Many retirement plan advisors and third party administration (TPA) firms have been harping about 401(k) plan administration fees and in a belief that fees should be transparent, we now have fee disclosure that will come into effect in July.

While plan sponsors have the fiduciary responsibility to understand all the fees that they are paying and whether those fees are reasonable as to what is out there, I think plan sponsors lose more money in poor plan design than they do through excessive fees. Why there are no articles about poor plan design then? Well, poor plan design isn’t as sexy as high 401(k) fees and at the end of the day, there is more liability from excessive fees because with poor plan design, the only people who could sue the plan sponsors are plan sponsors and what’s the chances they will sue themselves?

What are poor plan designs? Plan designs that either no longer fit the needs of the plan sponsor or don’t include the efficiencies offered by current plan design. Case in point, a 401(k) plan that barely fail discrimination testing and the plan doesn’t offer automatic enrollment which would artificially raise the deferral participation rate of non-highly compensated so the plan will pass.  Another poor plan design is when a plan offers a new comparability/cross tested design with a safe harbor matching contribution. The problem? A safe harbor non-elective contribution could be used to satisfy required minimum gateway contributions to non-highly compensated employees, while safe harbor matching contributions do not which means that a plan sponsor using new comparability and safe harbor matching contributions may end up putting a lot more in contributions than they have to.

Poor plan design may also involve the lack of not augmenting the current plan with another plan like a cash balance plan or a non-qualified arrangement.

The value of a good financial advisor is not just relegated to helping manage the prudent fiduciary process of picking suitable investments and the development of an investment policy statement. A good financial advisor can clearly stand out by either being informed about plan design or being surrounded by TPAs and ERISA attorneys that do. The best TPA salesman I ever met, the late great Richard Laurita knew very little about the operations of retirement plans and he was honest about it.
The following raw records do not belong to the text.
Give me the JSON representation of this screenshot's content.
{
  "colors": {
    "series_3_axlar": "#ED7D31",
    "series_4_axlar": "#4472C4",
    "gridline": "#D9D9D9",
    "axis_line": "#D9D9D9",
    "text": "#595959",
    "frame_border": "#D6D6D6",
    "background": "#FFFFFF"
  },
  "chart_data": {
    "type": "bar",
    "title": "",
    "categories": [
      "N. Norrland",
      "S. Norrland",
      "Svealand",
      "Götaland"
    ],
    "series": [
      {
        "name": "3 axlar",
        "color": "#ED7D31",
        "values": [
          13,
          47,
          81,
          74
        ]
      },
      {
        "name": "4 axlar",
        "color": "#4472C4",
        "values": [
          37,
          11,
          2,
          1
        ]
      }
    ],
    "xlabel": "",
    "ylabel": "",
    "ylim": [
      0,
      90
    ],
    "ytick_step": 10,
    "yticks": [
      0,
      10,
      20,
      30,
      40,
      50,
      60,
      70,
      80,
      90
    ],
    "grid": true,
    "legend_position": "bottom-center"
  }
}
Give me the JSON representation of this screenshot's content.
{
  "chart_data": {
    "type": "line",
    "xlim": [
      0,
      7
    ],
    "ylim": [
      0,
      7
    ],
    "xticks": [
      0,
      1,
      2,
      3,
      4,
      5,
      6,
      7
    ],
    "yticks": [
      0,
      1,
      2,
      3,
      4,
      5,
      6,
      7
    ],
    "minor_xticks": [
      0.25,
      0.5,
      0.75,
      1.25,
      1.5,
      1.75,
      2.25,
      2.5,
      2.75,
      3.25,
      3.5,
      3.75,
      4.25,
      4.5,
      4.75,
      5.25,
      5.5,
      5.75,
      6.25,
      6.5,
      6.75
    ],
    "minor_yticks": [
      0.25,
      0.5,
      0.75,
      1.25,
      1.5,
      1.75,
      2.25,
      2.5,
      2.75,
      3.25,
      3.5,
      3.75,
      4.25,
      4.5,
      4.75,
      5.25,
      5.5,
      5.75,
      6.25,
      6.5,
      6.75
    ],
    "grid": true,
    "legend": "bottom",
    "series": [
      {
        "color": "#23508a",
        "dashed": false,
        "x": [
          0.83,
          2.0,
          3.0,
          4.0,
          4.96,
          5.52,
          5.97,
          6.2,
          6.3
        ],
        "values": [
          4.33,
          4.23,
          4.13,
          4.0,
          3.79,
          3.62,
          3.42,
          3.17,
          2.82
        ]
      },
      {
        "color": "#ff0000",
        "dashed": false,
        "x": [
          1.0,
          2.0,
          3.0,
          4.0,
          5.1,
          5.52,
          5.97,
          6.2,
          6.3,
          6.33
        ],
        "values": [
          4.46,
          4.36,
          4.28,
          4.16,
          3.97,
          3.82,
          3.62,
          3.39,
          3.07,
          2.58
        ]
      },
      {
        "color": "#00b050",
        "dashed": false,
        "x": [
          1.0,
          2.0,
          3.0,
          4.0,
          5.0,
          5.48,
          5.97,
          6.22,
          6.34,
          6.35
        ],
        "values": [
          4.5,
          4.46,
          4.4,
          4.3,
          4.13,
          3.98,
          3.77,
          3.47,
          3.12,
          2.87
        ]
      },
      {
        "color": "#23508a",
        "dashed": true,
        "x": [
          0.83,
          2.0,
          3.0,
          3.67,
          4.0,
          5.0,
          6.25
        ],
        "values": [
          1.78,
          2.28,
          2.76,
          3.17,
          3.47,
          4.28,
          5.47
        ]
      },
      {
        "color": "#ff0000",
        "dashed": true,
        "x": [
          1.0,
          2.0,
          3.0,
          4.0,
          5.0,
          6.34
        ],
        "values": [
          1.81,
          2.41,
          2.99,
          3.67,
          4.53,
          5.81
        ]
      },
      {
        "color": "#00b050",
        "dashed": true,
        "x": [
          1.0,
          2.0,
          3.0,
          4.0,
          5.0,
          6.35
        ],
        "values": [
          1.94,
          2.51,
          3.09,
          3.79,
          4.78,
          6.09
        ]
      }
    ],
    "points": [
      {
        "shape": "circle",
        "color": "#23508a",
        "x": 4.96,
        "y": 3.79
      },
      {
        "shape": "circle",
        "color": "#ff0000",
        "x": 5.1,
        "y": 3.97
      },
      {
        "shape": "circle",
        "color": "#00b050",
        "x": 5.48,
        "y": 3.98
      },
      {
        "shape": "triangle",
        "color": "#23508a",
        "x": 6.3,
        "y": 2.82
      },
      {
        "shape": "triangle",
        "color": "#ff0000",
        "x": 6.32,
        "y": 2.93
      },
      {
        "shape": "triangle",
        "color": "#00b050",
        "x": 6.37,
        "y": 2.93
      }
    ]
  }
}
That is why on many occasions, he would have me accompany him to meetings with potential new clients or to be available by phone.  This level of service helped him nab a few more clients because it was something that a lot of low cost or bundled providers could not provide.

Retirement plan advisors need to stand out and I think it’s an added bonus to use a retirement plan consultant from the TPA or an ERISA attorney in the client solicitation process because it may save the clients money in improving the efficiency of plan design, but it also may impress the potential client that the advisor’s service is highly sophisticated, professional, and at a good value.

When it comes to advisors trying to net new business, I have always been supportive and I have an open phone policy because I believe retirement plans need to be improved and saved, one plan at a time.